Published On: Fri, Jul 29th, 2011

1st Annual Cherokee Business Summit & Expo held at Casino

By SCOTT MCKIE B.P.

ONE FEATHER STAFF

 

     EBCI tribal member Daniel Tramper is a world champion hoop dancer, a champion fancy dancer and a well-respected person in the pow wow world.  But, don’t forget one other way to describe him – small business owner.   He decided to share his company, Deer Clan Productions, at the 1st Annual Cherokee Business Summit & Expo held Thursday, July 28 at Harrah’s Cherokee Casino & Hotel. 

A host of local and state officials cut the ribbon to officially open the 1st Annual Cherokee Business Summit & Expo on Thursday, July 28 at Harrah's Cherokee Casino & Hotel. Shown in front (left-right) are Dale Carroll, deputy secretary of the N.C. Dept. of Commerce; Principal Chief Michell Hicks and Tony Hayes, CEO of the North Carolina Indian Economic Development Iniatiative. (SCOTT MCKIE B.P./One Feather photos)

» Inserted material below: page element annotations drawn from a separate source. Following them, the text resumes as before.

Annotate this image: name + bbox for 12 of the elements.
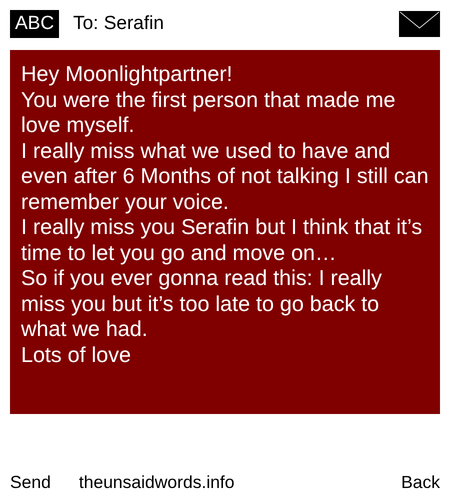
message-paragraph: Hey Moonlightpartner! <box>21 62 234 88</box>
send-link[interactable]: Send <box>10 472 51 493</box>
message-paragraph: So if you ever gonna read this: I really miss you but it’s too late to go back to what we had. <box>21 266 383 342</box>
recipient-label: To: Serafin <box>73 13 165 35</box>
envelope-icon[interactable] <box>399 11 440 37</box>
message-paragraph: I really miss you Serafin but I think that it’s time to let you go and move on… <box>21 215 424 266</box>
message-paragraph: Lots of love <box>21 342 132 368</box>
site-link[interactable]: theunsaidwords.info <box>78 472 402 493</box>
message-paragraph: I really miss what we used to have and even after 6 Months of not talking I still can remember your voice. <box>21 138 429 215</box>
message-paragraph: You were the first person that made me love myself. <box>21 88 396 138</box>
back-link[interactable]: Back <box>401 472 440 493</box>
logo-badge: ABC <box>10 10 60 38</box>
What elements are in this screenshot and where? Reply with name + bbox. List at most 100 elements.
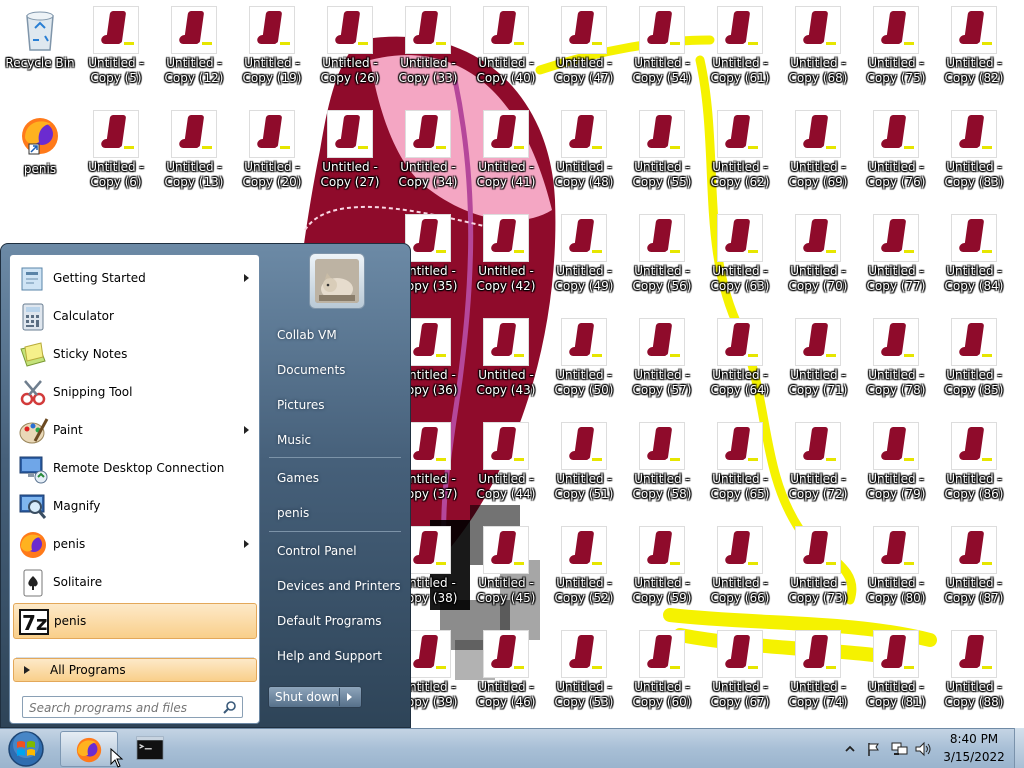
desktop-icon-untitled-copy[interactable]: Untitled - Copy (68) [780, 6, 856, 102]
desktop-icon-untitled-copy[interactable]: Untitled - Copy (54) [624, 6, 700, 102]
desktop-icon-untitled-copy[interactable]: Untitled - Copy (27) [312, 110, 388, 206]
desktop-icon-untitled-copy[interactable]: Untitled - Copy (70) [780, 214, 856, 310]
desktop-icon-untitled-copy[interactable]: Untitled - Copy (53) [546, 630, 622, 726]
start-orb-windows-icon[interactable] [6, 730, 46, 768]
desktop-icon-untitled-copy[interactable]: Untitled - Copy (84) [936, 214, 1012, 310]
desktop-icon-untitled-copy[interactable]: Untitled - Copy (88) [936, 630, 1012, 726]
start-link-default-programs[interactable]: Default Programs [277, 614, 382, 628]
desktop-icon-untitled-copy[interactable]: Untitled - Copy (20) [234, 110, 310, 206]
show-hidden-icons-chevron-icon[interactable] [844, 743, 856, 755]
shutdown-button[interactable]: Shut down [268, 686, 362, 708]
desktop-icon-untitled-copy[interactable]: Untitled - Copy (72) [780, 422, 856, 518]
desktop-icon-untitled-copy[interactable]: Untitled - Copy (64) [702, 318, 778, 414]
desktop-icon-untitled-copy[interactable]: Untitled - Copy (87) [936, 526, 1012, 622]
start-item-penis-7zip[interactable]: 7z penis [13, 603, 257, 639]
start-item-label: Magnify [53, 499, 101, 513]
show-desktop-button[interactable] [1014, 728, 1024, 768]
start-link-music[interactable]: Music [277, 433, 311, 447]
start-item-getting-started[interactable]: Getting Started [13, 261, 257, 297]
desktop-icon-untitled-copy[interactable]: Untitled - Copy (19) [234, 6, 310, 102]
desktop-icon-untitled-copy[interactable]: Untitled - Copy (86) [936, 422, 1012, 518]
desktop-icon-untitled-copy[interactable]: Untitled - Copy (40) [468, 6, 544, 102]
desktop-icon-untitled-copy[interactable]: Untitled - Copy (44) [468, 422, 544, 518]
desktop-icon-untitled-copy[interactable]: Untitled - Copy (33) [390, 6, 466, 102]
start-link-devices-printers[interactable]: Devices and Printers [277, 579, 401, 593]
desktop-icon-untitled-copy[interactable]: Untitled - Copy (73) [780, 526, 856, 622]
start-item-calculator[interactable]: Calculator [13, 299, 257, 335]
desktop-icon-untitled-copy[interactable]: Untitled - Copy (55) [624, 110, 700, 206]
desktop-icon-untitled-copy[interactable]: Untitled - Copy (43) [468, 318, 544, 414]
desktop-icon-untitled-copy[interactable]: Untitled - Copy (62) [702, 110, 778, 206]
image-thumbnail-icon [795, 630, 841, 678]
desktop-icon-untitled-copy[interactable]: Untitled - Copy (82) [936, 6, 1012, 102]
desktop-icon-untitled-copy[interactable]: Untitled - Copy (52) [546, 526, 622, 622]
desktop-icon-untitled-copy[interactable]: Untitled - Copy (76) [858, 110, 934, 206]
desktop-icon-penis-firefox[interactable]: penis [2, 112, 78, 208]
desktop-icon-untitled-copy[interactable]: Untitled - Copy (81) [858, 630, 934, 726]
volume-icon[interactable] [914, 741, 932, 757]
desktop-icon-untitled-copy[interactable]: Untitled - Copy (78) [858, 318, 934, 414]
desktop-icon-untitled-copy[interactable]: Untitled - Copy (85) [936, 318, 1012, 414]
desktop-icon-untitled-copy[interactable]: Untitled - Copy (74) [780, 630, 856, 726]
desktop-icon-untitled-copy[interactable]: Untitled - Copy (34) [390, 110, 466, 206]
taskbar-cmd-button[interactable] [122, 731, 180, 767]
start-link-documents[interactable]: Documents [277, 363, 345, 377]
desktop-icon-untitled-copy[interactable]: Untitled - Copy (49) [546, 214, 622, 310]
clock-date[interactable]: 3/15/2022 [942, 750, 1006, 764]
desktop-icon-untitled-copy[interactable]: Untitled - Copy (80) [858, 526, 934, 622]
desktop-icon-untitled-copy[interactable]: Untitled - Copy (5) [78, 6, 154, 102]
start-item-solitaire[interactable]: Solitaire [13, 565, 257, 601]
desktop-icon-untitled-copy[interactable]: Untitled - Copy (47) [546, 6, 622, 102]
desktop-icon-untitled-copy[interactable]: Untitled - Copy (66) [702, 526, 778, 622]
start-link-help-support[interactable]: Help and Support [277, 649, 382, 663]
start-link-games[interactable]: Games [277, 471, 319, 485]
desktop-icon-untitled-copy[interactable]: Untitled - Copy (69) [780, 110, 856, 206]
chevron-right-icon[interactable] [347, 693, 352, 701]
start-item-penis-firefox[interactable]: penis [13, 527, 257, 563]
action-center-flag-icon[interactable] [866, 741, 882, 757]
desktop-icon-untitled-copy[interactable]: Untitled - Copy (59) [624, 526, 700, 622]
image-thumbnail-icon [795, 6, 841, 54]
desktop-icon-untitled-copy[interactable]: Untitled - Copy (50) [546, 318, 622, 414]
search-icon[interactable] [223, 700, 237, 714]
desktop-icon-untitled-copy[interactable]: Untitled - Copy (67) [702, 630, 778, 726]
user-avatar[interactable] [309, 253, 365, 309]
all-programs-button[interactable]: All Programs [13, 658, 257, 682]
desktop-icon-untitled-copy[interactable]: Untitled - Copy (71) [780, 318, 856, 414]
desktop-icon-untitled-copy[interactable]: Untitled - Copy (56) [624, 214, 700, 310]
desktop-icon-untitled-copy[interactable]: Untitled - Copy (77) [858, 214, 934, 310]
search-input[interactable] [27, 699, 221, 717]
desktop-icon-untitled-copy[interactable]: Untitled - Copy (42) [468, 214, 544, 310]
desktop-icon-untitled-copy[interactable]: Untitled - Copy (79) [858, 422, 934, 518]
desktop-icon-untitled-copy[interactable]: Untitled - Copy (48) [546, 110, 622, 206]
network-icon[interactable] [890, 741, 908, 757]
desktop-icon-untitled-copy[interactable]: Untitled - Copy (45) [468, 526, 544, 622]
desktop-icon-untitled-copy[interactable]: Untitled - Copy (26) [312, 6, 388, 102]
desktop-icon-untitled-copy[interactable]: Untitled - Copy (58) [624, 422, 700, 518]
start-link-penis[interactable]: penis [277, 506, 309, 520]
start-link-collab-vm[interactable]: Collab VM [277, 328, 337, 342]
desktop-icon-untitled-copy[interactable]: Untitled - Copy (61) [702, 6, 778, 102]
desktop-icon-untitled-copy[interactable]: Untitled - Copy (46) [468, 630, 544, 726]
start-item-sticky-notes[interactable]: Sticky Notes [13, 337, 257, 373]
desktop-icon-untitled-copy[interactable]: Untitled - Copy (57) [624, 318, 700, 414]
desktop-icon-untitled-copy[interactable]: Untitled - Copy (6) [78, 110, 154, 206]
desktop-icon-untitled-copy[interactable]: Untitled - Copy (83) [936, 110, 1012, 206]
desktop-icon-untitled-copy[interactable]: Untitled - Copy (12) [156, 6, 232, 102]
desktop-icon-untitled-copy[interactable]: Untitled - Copy (51) [546, 422, 622, 518]
start-item-snipping-tool[interactable]: Snipping Tool [13, 375, 257, 411]
start-item-remote-desktop[interactable]: Remote Desktop Connection [13, 451, 257, 487]
desktop-icon-recycle-bin[interactable]: Recycle Bin [2, 6, 78, 102]
start-item-paint[interactable]: Paint [13, 413, 257, 449]
desktop-icon-untitled-copy[interactable]: Untitled - Copy (13) [156, 110, 232, 206]
start-link-pictures[interactable]: Pictures [277, 398, 325, 412]
desktop-icon-untitled-copy[interactable]: Untitled - Copy (60) [624, 630, 700, 726]
start-link-control-panel[interactable]: Control Panel [277, 544, 357, 558]
clock-time[interactable]: 8:40 PM [942, 732, 1006, 746]
desktop-icon-untitled-copy[interactable]: Untitled - Copy (75) [858, 6, 934, 102]
desktop-icon-untitled-copy[interactable]: Untitled - Copy (65) [702, 422, 778, 518]
desktop-icon-label: Untitled - Copy (66) [710, 576, 770, 605]
desktop-icon-untitled-copy[interactable]: Untitled - Copy (63) [702, 214, 778, 310]
desktop-icon-untitled-copy[interactable]: Untitled - Copy (41) [468, 110, 544, 206]
start-item-magnify[interactable]: Magnify [13, 489, 257, 525]
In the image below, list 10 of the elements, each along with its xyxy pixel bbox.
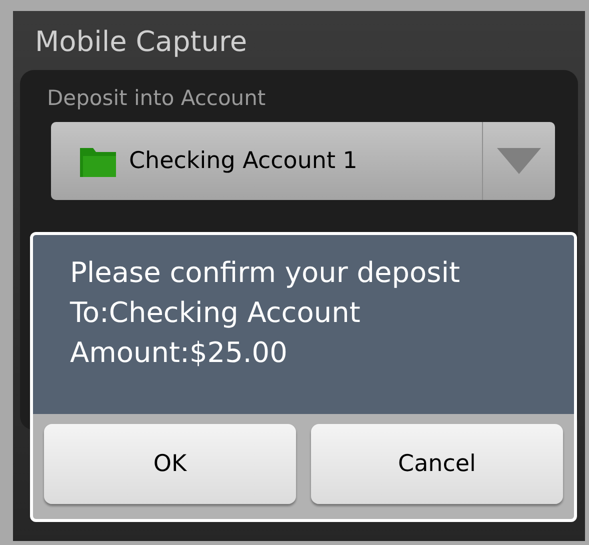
field-label: Deposit into Account [46,85,267,112]
dialog-message-line: Amount:$25.00 [70,335,288,371]
dialog-message-line: To:Checking Account [70,295,360,331]
dialog-button[interactable]: Cancel [311,424,563,504]
dialog-button[interactable]: OK [44,424,296,504]
spinner-value: Checking Account 1 [129,146,358,176]
dropdown-arrow-icon [496,147,542,175]
account-spinner[interactable]: Checking Account 1 [51,122,555,200]
dialog-message-line: Please confirm your deposit [70,255,460,291]
screen-title: Mobile Capture [34,25,248,60]
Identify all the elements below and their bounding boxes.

     “Actually, this is my first trade show so I’m hoping it’ll really improve my business,” said Tramper who related that his business is doing well and he hopes the event will help him expand it further. 

     Four years ago, Tramper started the business whose services range from offering stagehand work to providing theatre-style American Indian dance shows. 

     “I’ve actually danced at trade shows before, and this time I’m doing it as a business and I hope it’ll help knock some business my way.” 

     The Business Expo was a collaborative effort of The Sequoyah Fund, Cherokee Business Development Center and the North Carolina Indian Economic Development Initiative (NCIEDI). 

Dale Carroll, deputy secretary of the N.C. Dept. of Commerce, speaks prior to the opening of Thursday's Business Expo.

     “We have had a lot of discussions about small business coming to Cherokee,” said Kimlyn Lambert, an EBCI tribal member serving on the NCIEDI board, “and, the need for people to be entrepreneurs and come and do small businesses here such as dry cleaning, etc. that a lot of bigger towns have that we don’t have here.  So, this kind of grew out of the conversations that we had and we’ve been trying to partner all these people together with everybody to figure out how we can bring more small business and economic development to Cherokee.” 

     Principal Chief Michell Hicks was happy with the event’s turnout, “With all of the diversity that we have here, I think it’s great, and I think that the further we can reach out and the more folks that are reaching to us, it’s just going to help us overall to build a stronger future and to have more opportunity.” 

3 Sisters Enterprises owners Jonnie Walkingstick, Judy Castorena and Polly Castorena talk with Joseph Riverwind at their booth during Thursday's Business Expo.

     “If you look at the companies represented here and the various areas that they are in, I just think it adds strength.  Anytime you can build and maintain relationships, whether it’s a compression company or an energy company, it’s going to help the Tribe.  I think it’s a great thing.”

     Chief Hicks said it is especially nice to see businesses from the eastern part of the state represented at the event.  “It’s good to see them come up here.  They here the talk of what Cherokee is doing, but they don’t get to see it.  By getting up here, they get to see it and they can take it back and spread the word and that’s the important thing.” 

     Dale Carroll, deputy secretary of the N.C. Department of Commerce was on hand for the event.  “Well, the Cherokee Business Summit & Expo is a great example of bringing together small businesspeople.  I mentioned during my remarks here on behalf of the Department of Commerce and Gov. Bev Perdue the North Carolina Capital Access Program that can help companies, like the small businesses that are here.  It’s just a great networking opportunity.” 

 

Donna Locklear, of Metcon Construction, speaks with EBCI tribal member Justice Littlejohn.

     While many businesses were from other parts of the state, local businesses were very well represented at the event including 3 Sisters Enterprises which is locally-owned by three EBCI tribal members that are, well, sisters.  Judy Castorena, Polly Castorena and Jonnie Walkingstick started the custom screen printing and embroidery business on July 1, 2008 and haven’t looked back since. 

     “Our business has been prosperous since day one,” Polly related.  “We’ve been able to accommodate a service to the Eastern Band of Cherokee Indians that was not prominent, and this event is going to expose us to outside the reservation.  We’ve been isolated and we’re going to try to test our wings and see the world.” 

Deer Clans Productions owner Daniel Tramper (left) meets with Lynn Blankenship and Kimberly Winchester of the Cherokee Business Development Office.